Monster Magnet's Seventies-inspired sound was a fluffier, more commercial mirror of the "true" doom metal style espoused by the likes of Lee Dorrian. [I seem to be alone in remembering animosity between the two scenes; it should be noted that there were so few bands playing "stoner rock" during Monster Magnet's early years that they played shows with death metal OGs - and fellow Jersey boys - Ripping Corpse.] Their signing to a major label was likely the result of A&R reps scrambling to uncover the next Soundgarden (though MM's long tenure on A&M Records is a testament to the fact that they were actually great songwriters, though not hitmakers). Monster Magnet would eventually shed their less commercial tendencies over the course of their career, and by the time Powertrip came out in 1998, their transformation into MTV-friendly radio rock was complete.

Before any of that happened, though, Monster Magnet were a group of scruffy stoners revelling in all aspects of Seventies drug culture. 25...Tab was the band's second EP, released in 1991. With its space-themed album artwork, 25...Tab literally wears its Hawkwind influence on its (record) sleeve. Recorded before their debut Spine of God, but released shortly after ("We don't know why either," the band stated in the liner notes), the majority of the album is taken up by the half-hour long "Tab"; it consists of one solitary riff that shuffles forth, changes keys, and reverts back, while an array of guitar pedals make B-movie sound effects.
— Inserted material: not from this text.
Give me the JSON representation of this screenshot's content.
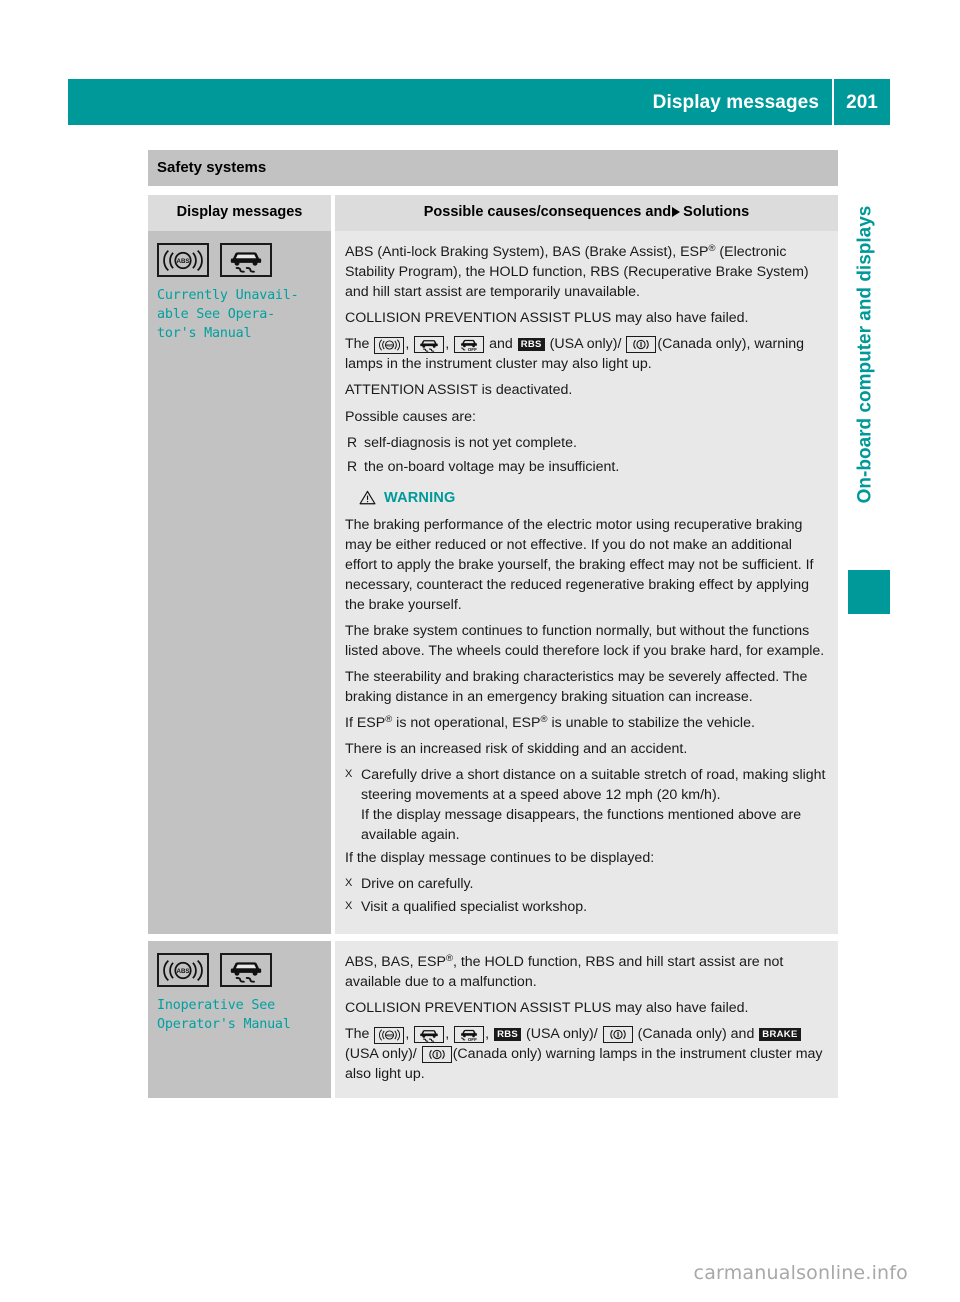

Dave Wyndorf's vocals, completely unintelligible, are a deeply reverbed spoken word harangue. The song epitomizes a phenomenon my buddy Knut refers to as "taking drugs to make music to take drugs to" (guitarist John McBain has admitted to being "too stoned to pay attention" during the recording).

Can an album be both widely released and underappreciated? 25...Tab appears to be both. Though my inbox has been clogged with admitted Monster Magnet disciples for years, few have cited Tab as an influence or a favourite. That this release isn't regarded with the same esteem as Sleep's similarly ambitious, similarly high-minded Jerusalem (which was recorded 5 years later) seems to be a karmic slight related to its less arduous creation. Jerusalem had a story arc worthy of a Hollywood screenplay: Misunderstood in its own time, the album's difficult recording and release led to Sleep breaking up. It was dismissed and shelved by the band's label, only to be reappraised years later as an essential part of the slow metal canon, vindicating its creators.

25...Tab, on the other hand, was released without incident. No attempt was ever made to edit its droning half hour into radio-friendly singles; the album was released to moderate interest, first by a German indie and later by a large conglomerate. By the time Caroline Records licensed it, Monster Magnet had already nestled into a lower tier of rock's mainstream.

25...Tab is the last great space rock album, severed from its rightful era and released 20 years too late - an anachronistic curiosity that would haunt used CD bins and confound teenagers for years to come (I got my copy from a high school acquaintance whose interest in music never went deeper than whatever punk and indie rock happened to be fashionable - he seemed eager to be rid of it). It's a bridge between the glory days of progressive weirdos like Amon Düül and the current resurgence of heavy psychedelic music. But more than anything, it's the sound of young people creating art, free of the expectations of fans and record labels. As a result, there's a DGAF purity to it that contributes to its timelessness. Head to the nearest used CD bin to pick up a copy that a lesser music fan discarded.